I took it before bedtime and it really knocked me out. In the morning I was extremely groggy and my speech was slurred. It was very upsetting for my family to see me this way. I explained that it was a side effect of Seroquel and would soon taper off which it did. 

I started feeling better...more balanced. Most of my symptoms subsided...yea !!!!! It felt good to feel good. Then my psychiatrist increased the dose to 200 mg. I asked him why he had to do this and was told that 200 mg was the optimum dose for me. Well OK

I started to feel very very sick. Rapid heartbeat (my pulse was 105 and is usually in the 70s), extreme agitation, nausea, confusion, twitching, fight or flight. I spoke with my doctor and told him how I was feeling and he told me that maybe I needed counseling. OMG he seriously said that. I wish that at that point I would have gone to the hospital and maybe someone would have recognized that my symptoms were directly related to Seroquel use. My family and I could have been spared the trauma and tragedy that was about to be slammed upon us.

One Saturday three weeks ago my husband and I were saying that this is one of the most exciting times of our lives. Among the many things to rejoice we were starting a business with great potential for success. At 5pm we met with a web developer to get a website built. I had to leave the meeting early to take our daughter to a party. Then fast forward to me that evening in my bathroom swallowing massive amounts of pills. Looking back I felt like I was in a trance, but that's not quite right, I really didn't feel anything, I was just doing it!! The next thing I remember was looking over and seeing a dark shadow sitting in the corner which turned out to be my husband. I heard him say to me, "Do you know where you are? You are at the hospital in ICU." 

My husband found me lying on my back on the bathroom floor. I was blue, had thrown up and was literally drowning in my own vomit. I was barely breathing. He told the kids to call 911 and started doing CPR. Then the house was filled with paramedics, fire fighters and police. Terrible, terrible that my family had to witness this. My son said he saw my arm and it was blue. He later told me that it looked like a dead arm but that it couldn't be because it was his mom's arm.

I was taken to the hospital to ICU with a slim chance of survival. My husband was told that if I did survive there was a good possibility that I would suffer from brain and/or heart damage. Needless to say the waiting was agonizing for my loved ones. Two days later I regained consciousness and my first foggy thought was, "How did I get here?" The tests performed proved that I did not have any of the physical damage suspected but the emotional damage is beyond words.

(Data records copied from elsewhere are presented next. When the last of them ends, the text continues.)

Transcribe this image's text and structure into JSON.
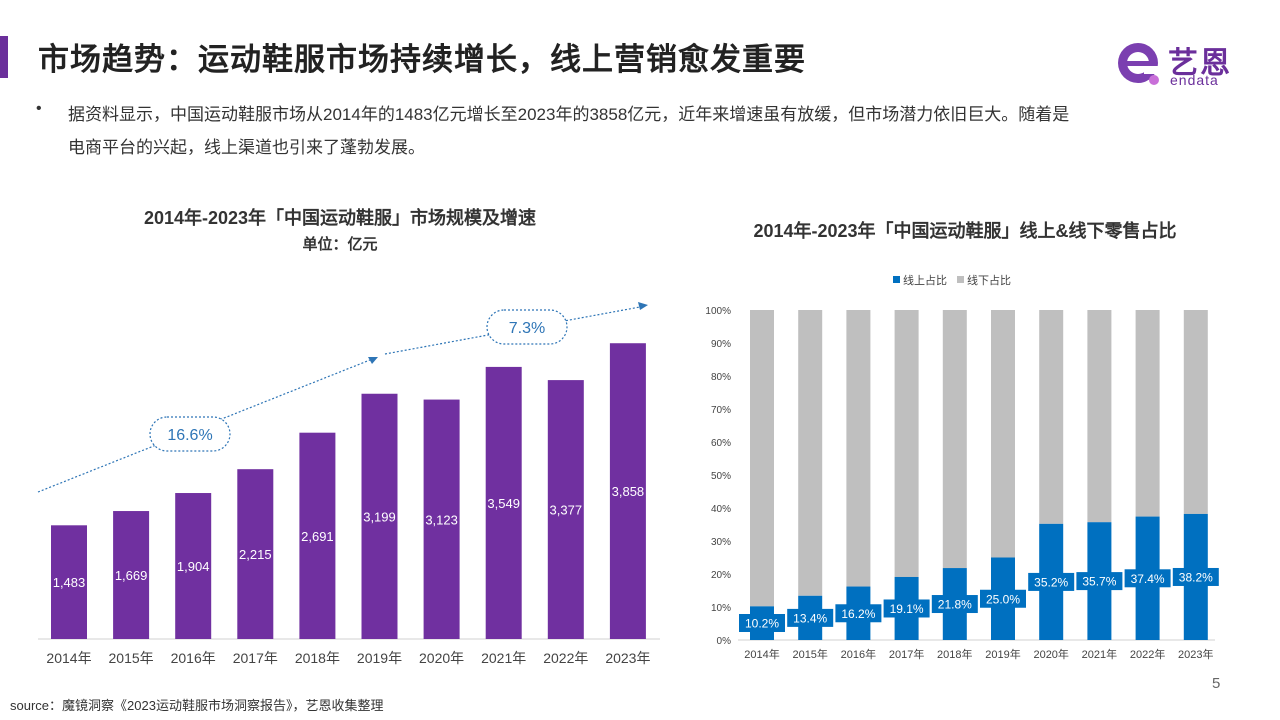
{
  "header": {
    "title": "市场趋势：运动鞋服市场持续增长，线上营销愈发重要",
    "accent_color": "#6b2f9b"
  },
  "logo": {
    "cn": "艺恩",
    "en": "endata"
  },
  "intro": {
    "bullet": "•",
    "text": "据资料显示，中国运动鞋服市场从2014年的1483亿元增长至2023年的3858亿元，近年来增速虽有放缓，但市场潜力依旧巨大。随着是电商平台的兴起，线上渠道也引来了蓬勃发展。"
  },
  "chart_data": [
    {
      "type": "bar",
      "title": "2014年-2023年「中国运动鞋服」市场规模及增速",
      "unit_label": "单位：亿元",
      "categories": [
        "2014年",
        "2015年",
        "2016年",
        "2017年",
        "2018年",
        "2019年",
        "2020年",
        "2021年",
        "2022年",
        "2023年"
      ],
      "values": [
        1483,
        1669,
        1904,
        2215,
        2691,
        3199,
        3123,
        3549,
        3377,
        3858
      ],
      "value_labels": [
        "1,483",
        "1,669",
        "1,904",
        "2,215",
        "2,691",
        "3,199",
        "3,123",
        "3,549",
        "3,377",
        "3,858"
      ],
      "ylim": [
        0,
        4500
      ],
      "bar_color": "#7030a0",
      "growth_annotations": [
        "16.6%",
        "7.3%"
      ],
      "annotation_color": "#2e75b6",
      "grid": false
    },
    {
      "type": "bar",
      "stacked": true,
      "title": "2014年-2023年「中国运动鞋服」线上&线下零售占比",
      "categories": [
        "2014年",
        "2015年",
        "2016年",
        "2017年",
        "2018年",
        "2019年",
        "2020年",
        "2021年",
        "2022年",
        "2023年"
      ],
      "series": [
        {
          "name": "线上占比",
          "color": "#0070c0",
          "values": [
            10.2,
            13.4,
            16.2,
            19.1,
            21.8,
            25.0,
            35.2,
            35.7,
            37.4,
            38.2
          ],
          "labels": [
            "10.2%",
            "13.4%",
            "16.2%",
            "19.1%",
            "21.8%",
            "25.0%",
            "35.2%",
            "35.7%",
            "37.4%",
            "38.2%"
          ]
        },
        {
          "name": "线下占比",
          "color": "#bfbfbf",
          "values": [
            89.8,
            86.6,
            83.8,
            80.9,
            78.2,
            75.0,
            64.8,
            64.3,
            62.6,
            61.8
          ]
        }
      ],
      "yticks": [
        "0%",
        "10%",
        "20%",
        "30%",
        "40%",
        "50%",
        "60%",
        "70%",
        "80%",
        "90%",
        "100%"
      ],
      "ylim": [
        0,
        100
      ],
      "legend_position": "top-center",
      "grid": false
    }
  ],
  "footer": {
    "source": "source：魔镜洞察《2023运动鞋服市场洞察报告》，艺恩收集整理",
    "page_number": "5"
  }
}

I was then put on a 72 hour hold and transferred to a psych hospital.  I felt like I was living someone else's life. How did this happen? Why did this happen? There was no reason, no motivation, no catalyst. This was not me. I did not do this. Yet here I was in a mental hospital, super groggy and foggy, terrible pain, angry, confused, disgusted, ashamed. 

Going home was bittersweet. Ecstatic to be back with my sweet family but extremely painful to face them with what I had done. My young daughter asked me, "Why were you so unhappy Mommy? Why did you want to leave me?" I wasn't and I didn't. We are moving on with the strength of our love for one another but I can't help to have a heart wrenching pain that this will be remembered as the summer that Mom tried to commit suicide.